Brandon Phillips batted .316 and drove in 21 runs in 39 games, and took over Votto's third spot in the lineup. Rolen, who endured a rough first half and battled with injuries, batted .330 over his 30 games.
"They have done an excellent job," Votto told reporters Tuesday, while on his rehab assignment at Class A Dayton. "Watching the games, I'm a little upset I am not part of the team and I'm not a part of all that winning. I'm very proud of them, because I've seen so many seasons blossom from the All-Star break until now where some guys are going to move on to have good contracts and other guys have a chance to start next year, and guys just really taking a step up."
With Votto, the Reds were batting .249 and averaging 4.16 runs per game over their first 89 games of the season. In the past 44 games since he was out, the team batted .270 and averaged 4.6 runs per game.
"I feel like the first news of it, guys were a little concerned about losing a player like that," Hanigan said. "Everybody said, 'You know what, this is our time to step it up.' Everybody has had more chances to really help the team win.
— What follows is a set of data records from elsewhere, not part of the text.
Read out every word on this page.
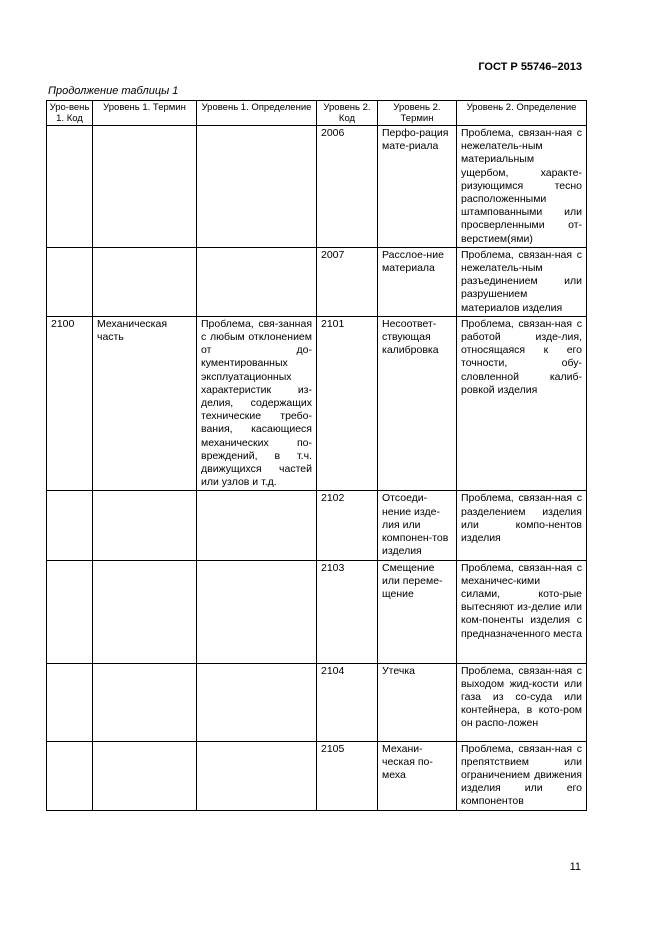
ГОСТ Р 55746–2013
Продолжение таблицы 1
Уро-вень 1. Код	Уровень 1. Термин	Уровень 1. Определение	Уровень 2. Код	Уровень 2. Термин	Уровень 2. Определение
			2006	Перфо-рация мате-риала	Проблема, связан-ная с нежелатель-ным материальным ущербом, характе-ризующимся тесно расположенными штампованными или просверленными от-верстием(ями)
			2007	Расслое-ние материала	Проблема, связан-ная с нежелатель-ным разъединением или разрушением материалов изделия
2100	Механическая часть	Проблема, свя-занная с любым отклонением от до-кументированных эксплуатационных характеристик из-делия, содержащих технические требо-вания, касающиеся механических по-вреждений, в т.ч. движущихся частей или узлов и т.д.	2101	Несоответ-ствующая калибровка	Проблема, связан-ная с работой изде-лия, относящаяся к его точности, обу-словленной калиб-ровкой изделия
			2102	Отсоеди-нение изде-лия или компонен-тов изделия	Проблема, связан-ная с разделением изделия или компо-нентов изделия
			2103	Смещение или переме-щение	Проблема, связан-ная с механичес-кими силами, кото-рые вытесняют из-делие или ком-поненты изделия с предназначенного места
			2104	Утечка	Проблема, связан-ная с выходом жид-кости или газа из со-суда или контейнера, в кото-ром он распо-ложен
			2105	Механи-ческая по-меха	Проблема, связан-ная с препятствием или ограничением движения изделия или его компонентов
11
We've gotten it done in different ways -- pitching, clutch hits and defense."
The pitching staff -- led by ace Johnny Cueto, as well as Mat Latos and Arroyo -- also stepped up with strong performances that kept the team in games. The bullpen -- anchored by closer Aroldis Chapman -- led the league in ERA.
"A lot of people have to be pulling on different ropes to get you over the hump," Arroyo said. "We haven't missed a beat without Joey. That's a testament to this ballclub and that we have enough guys for depth."
With Votto returning, there will be one very important piece of bench depth in Frazier. Baker will have the good problem of trying to figure out what to do with him, and the skipper will have to get creative. Rolen will remain at third base and Ludwick will stay in left field, but Frazier will see time at both positions when days off are needed. On days Votto needs a break, Frazier will take first base.
The original prognosis following Votto's operation was that he would miss three or four weeks. He was close to meeting that projection, until there was a setback caused during a sliding drill. A second minor procedure was needed to remove floating cartilage on Aug. 10.
Coincidentally, that was the day the Reds ended a five-game losing streak -- the only real bump they've endured during Votto's road to recovery.
"It's been good that he doesn't have to feel he has to rush back," Hanigan said. "It hasn't been like a 'we need Votto' situation. But at the end of the day, we need Votto. It's going to be great to have him back."